Resources

Mike K Smith | Using rmarkdown and parameterised reports | RStudio

My brain is lazy, shallow and easily distracted. Learn how I use notebooks to keep my present-self organised, my future-self up to speed with what I was thinking months ago, and also how I use parameterised reports to share results for both quantitative and non-quantitative audiences across multiple endpoints. I can update and render outputs for a variety of outputs from a single markdown notebook or report. I’ll show you how I organise my work using the Tidyverse, use child documents with parameterisation and also how this is served out to my colleagues via RStudio Connect. About Mike K Smith: I have 25 years experience of working in the Pharmaceutical industry (Pfizer), with more than 15 years working on modelling and simulation projects. I am a keen advocate of smarter drug development with a particular interest in Bayesian methods, dose-response, reproducible research and knowledge management. My particular expertise is in the use of simulation methodology to predict drug outcomes, find efficient trial designs, assess decision criteria and evaluate analysis methodologies. My current role at Pfizer is as specialist in computation and modeling solutions - evaluating and deploying new tools and training colleagues. I am an RStudio certified tidyverse trainer

image: thumbnail.jpg

Transcript#

This transcript was generated automatically and may contain errors.

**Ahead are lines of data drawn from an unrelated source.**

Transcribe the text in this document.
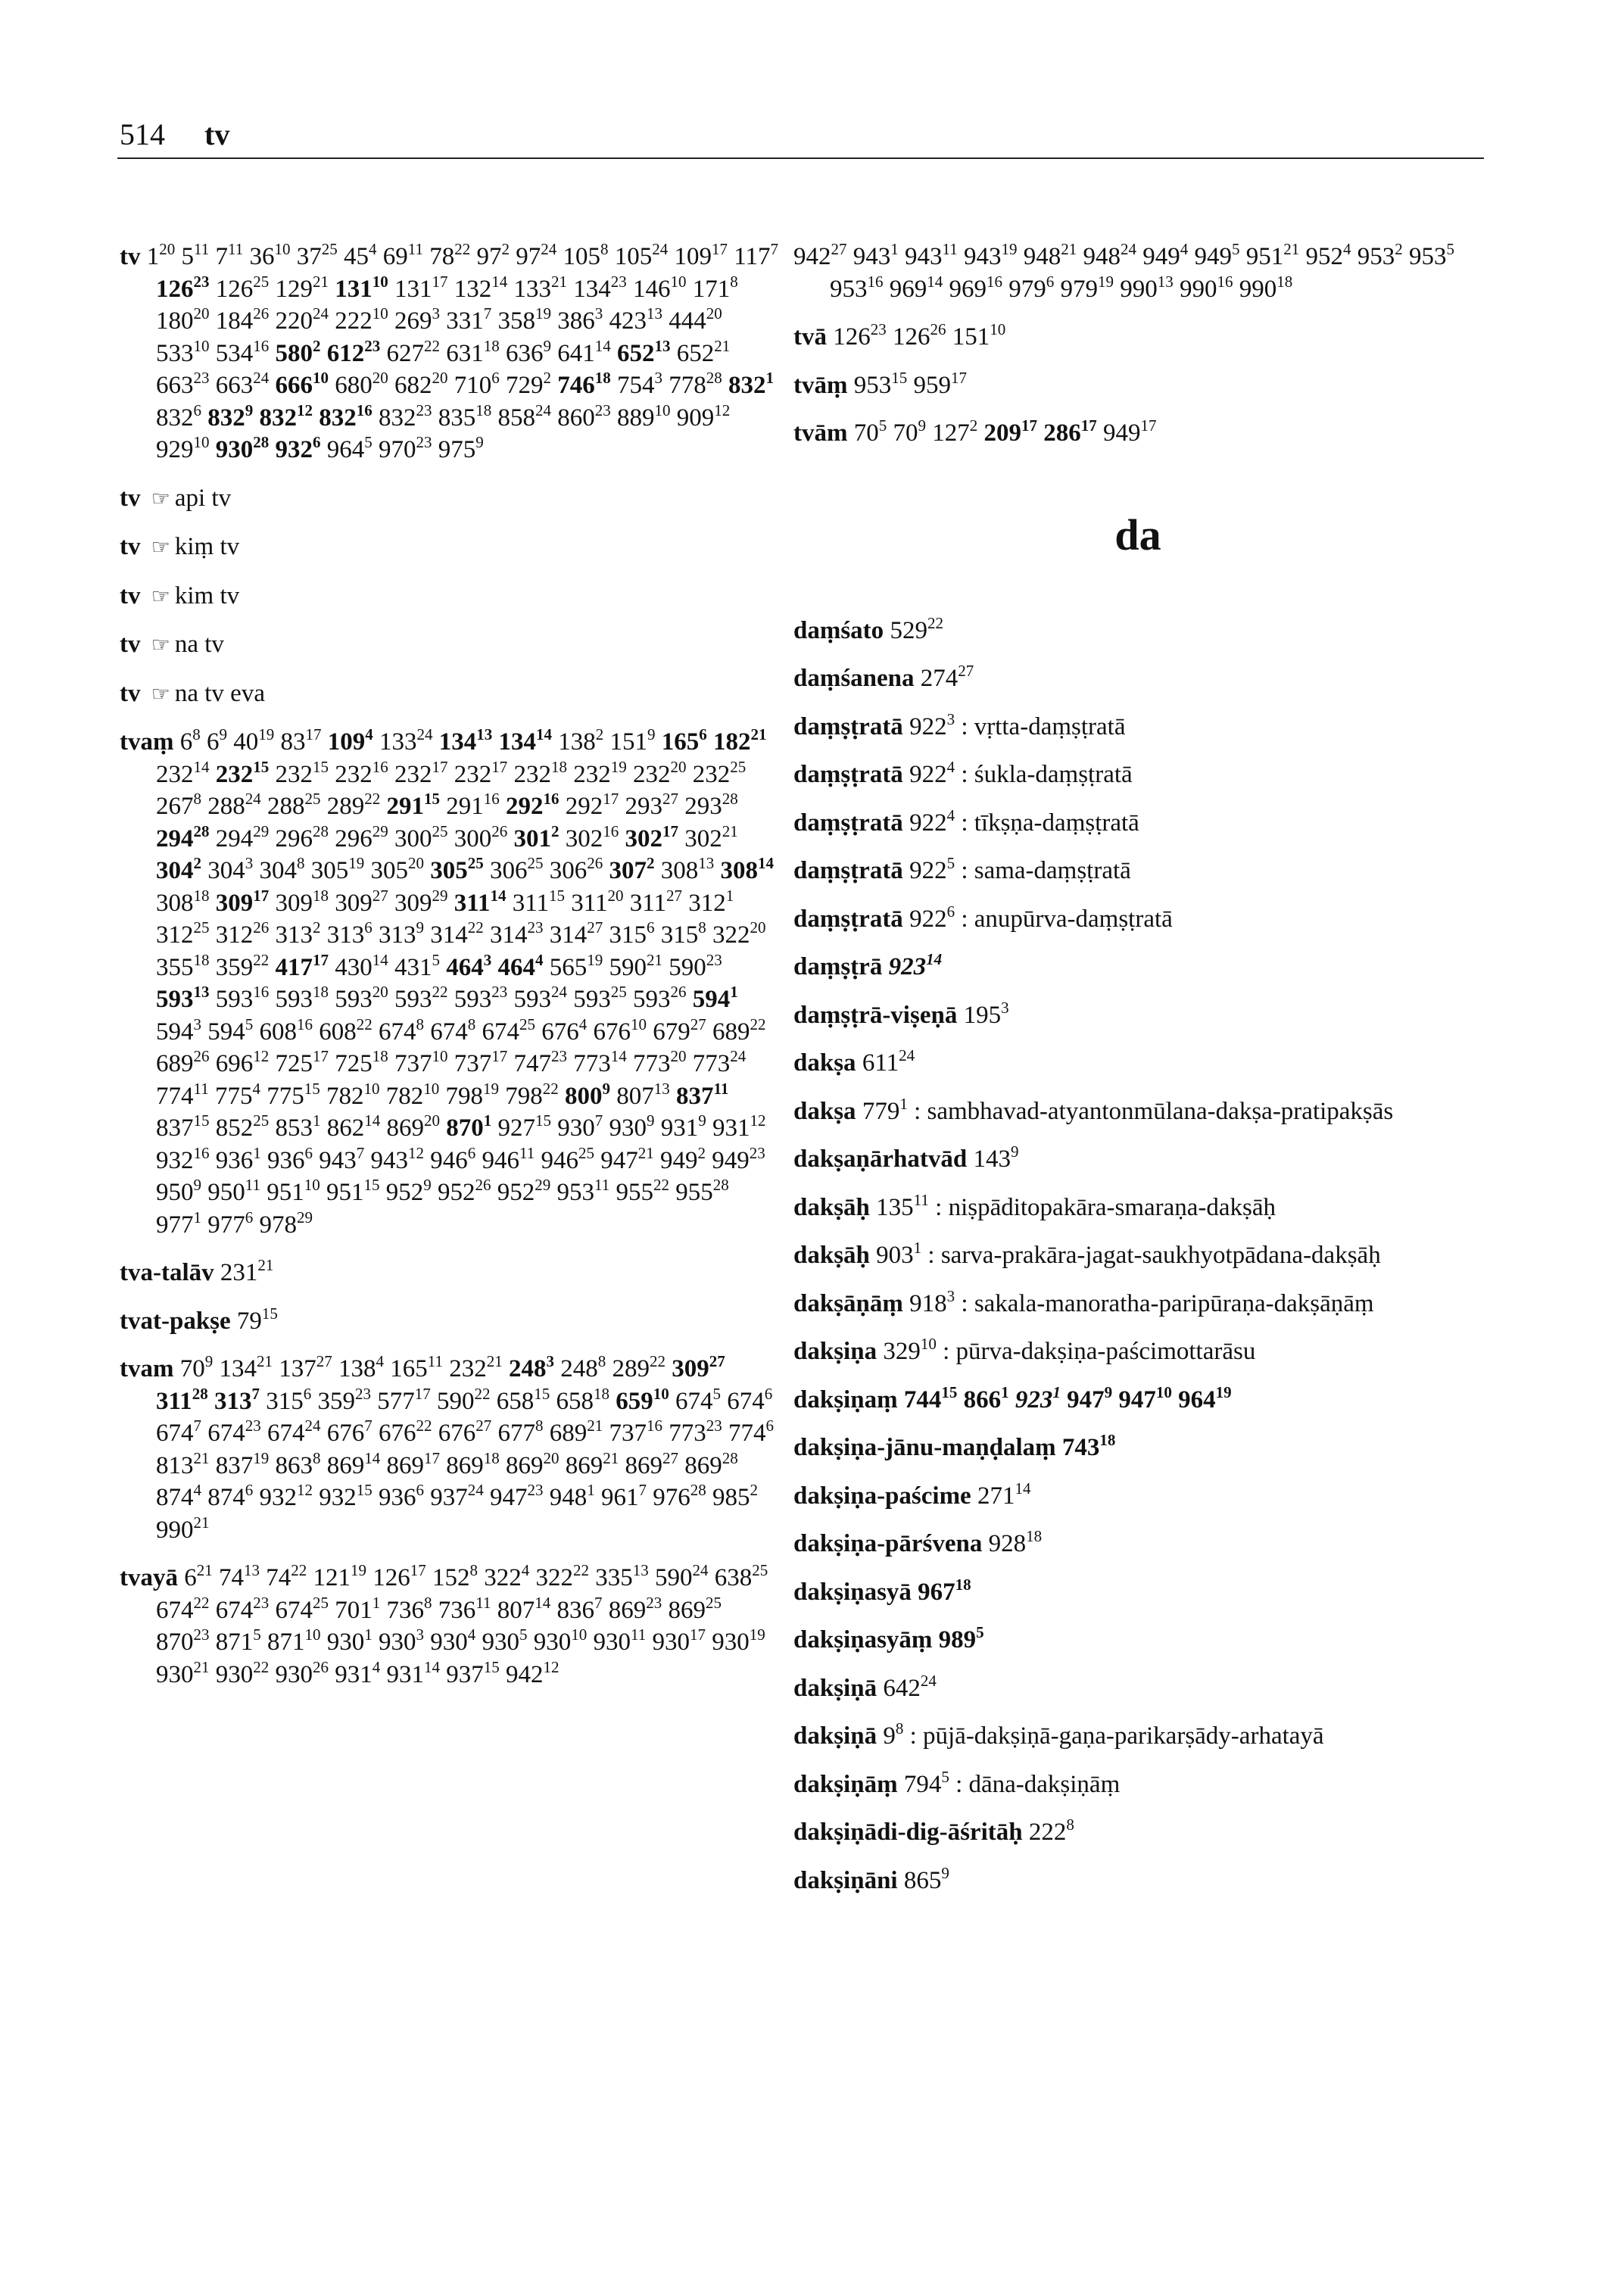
514 tv

tv $1^{20}$ $5^{11}$ $7^{11}$ $36^{10}$ $37^{25}$ $45^4$ $69^{11}$ $78^{22}$ $97^2$ $97^{24}$ $105^8$ $105^{24}$ $109^{17}$ $117^7$ $126^{23}$ $126^{25}$ $129^{21}$ $131^{10}$ $131^{17}$ $132^{14}$ $133^{21}$ $134^{23}$ $146^{10}$ $171^8$ $180^{20}$ $184^{26}$ $220^{24}$ $222^{10}$ $269^3$ $331^7$ $358^{19}$ $386^3$ $423^{13}$ $444^{20}$ $533^{10}$ $534^{16}$ $580^2$ $612^{23}$ $627^{22}$ $631^{18}$ $636^9$ $641^{14}$ $652^{13}$ $652^{21}$ $663^{23}$ $663^{24}$ $666^{10}$ $680^{20}$ $682^{20}$ $710^6$ $729^2$ $746^{18}$ $754^3$ $778^{28}$ $832^1$ $832^6$ $832^9$ $832^{12}$ $832^{16}$ $832^{23}$ $835^{18}$ $858^{24}$ $860^{23}$ $889^{10}$ $909^{12}$ $929^{10}$ $930^{28}$ $932^6$ $964^5$ $970^{23}$ $975^9$

tv ☞ api tv

tv ☞ kiṃ tv

tv ☞ kim tv

tv ☞ na tv

tv ☞ na tv eva

tvaṃ $6^8$ $6^9$ $40^{19}$ $83^{17}$ $109^4$ $133^{24}$ $134^{13}$ $134^{14}$ $138^2$ $151^9$ $165^6$ $182^{21}$ $232^{14}$ $232^{15}$ $232^{15}$ $232^{16}$ $232^{17}$ $232^{17}$ $232^{18}$ $232^{19}$ $232^{20}$ $232^{25}$ $267^8$ $288^{24}$ $288^{25}$ $289^{22}$ $291^{15}$ $291^{16}$ $292^{16}$ $292^{17}$ $293^{27}$ $293^{28}$ $294^{28}$ $294^{29}$ $296^{28}$ $296^{29}$ $300^{25}$ $300^{26}$ $301^2$ $302^{16}$ $302^{17}$ $302^{21}$ $304^2$ $304^3$ $304^8$ $305^{19}$ $305^{20}$ $305^{25}$ $306^{25}$ $306^{26}$ $307^2$ $308^{13}$ $308^{14}$ $308^{18}$ $309^{17}$ $309^{18}$ $309^{27}$ $309^{29}$ $311^{14}$ $311^{15}$ $311^{20}$ $311^{27}$ $312^1$ $312^{25}$ $312^{26}$ $313^2$ $313^6$ $313^9$ $314^{22}$ $314^{23}$ $314^{27}$ $315^6$ $315^8$ $322^{20}$ $355^{18}$ $359^{22}$ $417^{17}$ $430^{14}$ $431^5$ $464^3$ $464^4$ $565^{19}$ $590^{21}$ $590^{23}$ $593^{13}$ $593^{16}$ $593^{18}$ $593^{20}$ $593^{22}$ $593^{23}$ $593^{24}$ $593^{25}$ $593^{26}$ $594^1$ $594^3$ $594^5$ $608^{16}$ $608^{22}$ $674^8$ $674^8$ $674^{25}$ $676^4$ $676^{10}$ $679^{27}$ $689^{22}$ $689^{26}$ $696^{12}$ $725^{17}$ $725^{18}$ $737^{10}$ $737^{17}$ $747^{23}$ $773^{14}$ $773^{20}$ $773^{24}$ $774^{11}$ $775^4$ $775^{15}$ $782^{10}$ $782^{10}$ $798^{19}$ $798^{22}$ $800^9$ $807^{13}$ $837^{11}$ $837^{15}$ $852^{25}$ $853^1$ $862^{14}$ $869^{20}$ $870^1$ $927^{15}$ $930^7$ $930^9$ $931^9$ $931^{12}$ $932^{16}$ $936^1$ $936^6$ $943^7$ $943^{12}$ $946^6$ $946^{11}$ $946^{25}$ $947^{21}$ $949^2$ $949^{23}$ $950^9$ $950^{11}$ $951^{10}$ $951^{15}$ $952^9$ $952^{26}$ $952^{29}$ $953^{11}$ $955^{22}$ $955^{28}$ $977^1$ $977^6$ $978^{29}$

tva-talāv $231^{21}$

tvat-pakṣe $79^{15}$

tvam $70^9$ $134^{21}$ $137^{27}$ $138^4$ $165^{11}$ $232^{21}$ $248^3$ $248^8$ $289^{22}$ $309^{27}$ $311^{28}$ $313^7$ $315^6$ $359^{23}$ $577^{17}$ $590^{22}$ $658^{15}$ $658^{18}$ $659^{10}$ $674^5$ $674^6$ $674^7$ $674^{23}$ $674^{24}$ $676^7$ $676^{22}$ $676^{27}$ $677^8$ $689^{21}$ $737^{16}$ $773^{23}$ $774^6$ $813^{21}$ $837^{19}$ $863^8$ $869^{14}$ $869^{17}$ $869^{18}$ $869^{20}$ $869^{21}$ $869^{27}$ $869^{28}$ $874^4$ $874^6$ $932^{12}$ $932^{15}$ $936^6$ $937^{24}$ $947^{23}$ $948^1$ $961^7$ $976^{28}$ $985^2$ $990^{21}$

tvayā $6^{21}$ $74^{13}$ $74^{22}$ $121^{19}$ $126^{17}$ $152^8$ $322^4$ $322^{22}$ $335^{13}$ $590^{24}$ $638^{25}$ $674^{22}$ $674^{23}$ $674^{25}$ $701^1$ $736^8$ $736^{11}$ $807^{14}$ $836^7$ $869^{23}$ $869^{25}$ $870^{23}$ $871^5$ $871^{10}$ $930^1$ $930^3$ $930^4$ $930^5$ $930^{10}$ $930^{11}$ $930^{17}$ $930^{19}$ $930^{21}$ $930^{22}$ $930^{26}$ $931^4$ $931^{14}$ $937^{15}$ $942^{12}$

$942^{27}$ $943^1$ $943^{11}$ $943^{19}$ $948^{21}$ $948^{24}$ $949^4$ $949^5$ $951^{21}$ $952^4$ $953^2$ $953^5$ $953^{16}$ $969^{14}$ $969^{16}$ $979^6$ $979^{19}$ $990^{13}$ $990^{16}$ $990^{18}$

tvā $126^{23}$ $126^{26}$ $151^{10}$

tvāṃ $953^{15}$ $959^{17}$

tvām $70^5$ $70^9$ $127^2$ $209^{17}$ $286^{17}$ $949^{17}$

da

daṃśato $529^{22}$

daṃśanena $274^{27}$

daṃṣṭratā $922^3$ : vṛtta-daṃṣṭratā

daṃṣṭratā $922^4$ : śukla-daṃṣṭratā

daṃṣṭratā $922^4$ : tīkṣṇa-daṃṣṭratā

daṃṣṭratā $922^5$ : sama-daṃṣṭratā

daṃṣṭratā $922^6$ : anupūrva-daṃṣṭratā

daṃṣṭrā $923^{14}$

daṃṣṭrā-viṣeṇā $195^3$

dakṣa $611^{24}$

dakṣa $779^1$ : sambhavad-atyantonmūlana-dakṣa-pratipakṣās

dakṣaṇārhatvād $143^9$

dakṣāḥ $135^{11}$ : niṣpāditopakāra-smaraṇa-dakṣāḥ

dakṣāḥ $903^1$ : sarva-prakāra-jagat-saukhyotpādana-dakṣāḥ

dakṣāṇāṃ $918^3$ : sakala-manoratha-paripūraṇa-dakṣāṇāṃ

dakṣiṇa $329^{10}$ : pūrva-dakṣiṇa-paścimottarāsu

dakṣiṇaṃ $744^{15}$ $866^1$ $923^1$ $947^9$ $947^{10}$ $964^{19}$

dakṣiṇa-jānu-maṇḍalaṃ $743^{18}$

dakṣiṇa-paścime $271^{14}$

dakṣiṇa-pārśvena $928^{18}$

dakṣiṇasyā $967^{18}$

dakṣiṇasyāṃ $989^5$

dakṣiṇā $642^{24}$

dakṣiṇā $9^8$ : pūjā-dakṣiṇā-gaṇa-parikarṣādy-arhatayā

dakṣiṇāṃ $794^5$ : dāna-dakṣiṇāṃ

dakṣiṇādi-dig-āśritāḥ $222^8$

dakṣiṇāni $865^9$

So, my name is Mike Smith, I work at Pfizer in the UK, and I'm very pleased to be here to talk to you today.

Because I realise that people are lazy and easily distracted, I'm going to give you the summary of the whole talk right up front. I use parameterised markdown reports with child documents to write up an exploratory analysis which I shared with some colleagues, some of whom were quantitative, some of whom were not quantitative. The quantitative guys like the statistician on the team and clinical pharmacologists from my department, including my manager, there were other non-quantitative guys, and it's maybe unfair to call a clinician non-quantitative, but I'm going to. So this report was intended to serve all of those purposes.

The analysis and the stuff I'm going to show today doesn't show that data, because of confidentiality reasons, but it has very similar properties.

But what I really want to talk to you today is about cutlery drawers, and what they say about you. Now, these cutlery drawers are from people that you might bump into at this conference, and I think it's an interesting exercise in how people arrange things, structure things, whether they do it by size, whether they do it by most frequently used, the differences between perhaps US and European cutlery drawers.

But here's mine. If you visit my house, you'll see my cutlery drawer. My wife will also be very surprised that you're visiting the house, and quite alarmed that you just want to see the cutlery drawer.

Now, I did the tidyverse Train the Trainer course, and thanks to Greg and Garrett for teaching on that, and I'm now taking every opportunity to have a learning experience for the tidyverse. So, if you take cutlery drawer, you might want to group by type. You want to gather those things together and arrange, and if you could do that from my cutlery drawer, I would be really happy.

New hashtag for the conference is untidyverse. And I'm really pleased that XKCD views the need for tidiness in the house in very similar ways. You can get Wi-Fi in a laptop. You can put all your other possessions in a big bucket marked miscellaneous.

The lazy, distracted brain problem

Okay, here's the premise for my talk. My brain is lazy, shallow, and very easily distracted. I hesitate to say that your brain is the same, but then we had Zhou Cheng up here telling us all that our intuition sucks. So I think some people in this audience must have a brain that's lazy, shallow, and easily distracted.

My brain is lazy, shallow, and very easily distracted.

Now, we're all familiar with this plot that's from the R4 Data Science book, and it gives us a framework or a structure for understanding any analysis. And on the Not So Standard Deviations podcast recently, there was a good discussion about this, and they came to the conclusion that really this is just a framework. It's a mental model. Real data analysis don't necessarily have to follow all of these steps or in sequence.

So let me explain to you something about my data analysis and how it works in practice. And I'm sure that these experiences I'm going to relate are just for me alone. So it's not you guys, you have your stuff well together, this is just me.

So I go and I get an email from my colleague who has a link to the data source. I download that data source, I read it into R, I wrangle the data, and I plot it. And then there's some time to step back, to reflect on my plot, to think about what it looks like, so that after lunch I can come back and make better plots. And I might fit a preliminary model to the data, hey, it's the end of the day, it's time to go home.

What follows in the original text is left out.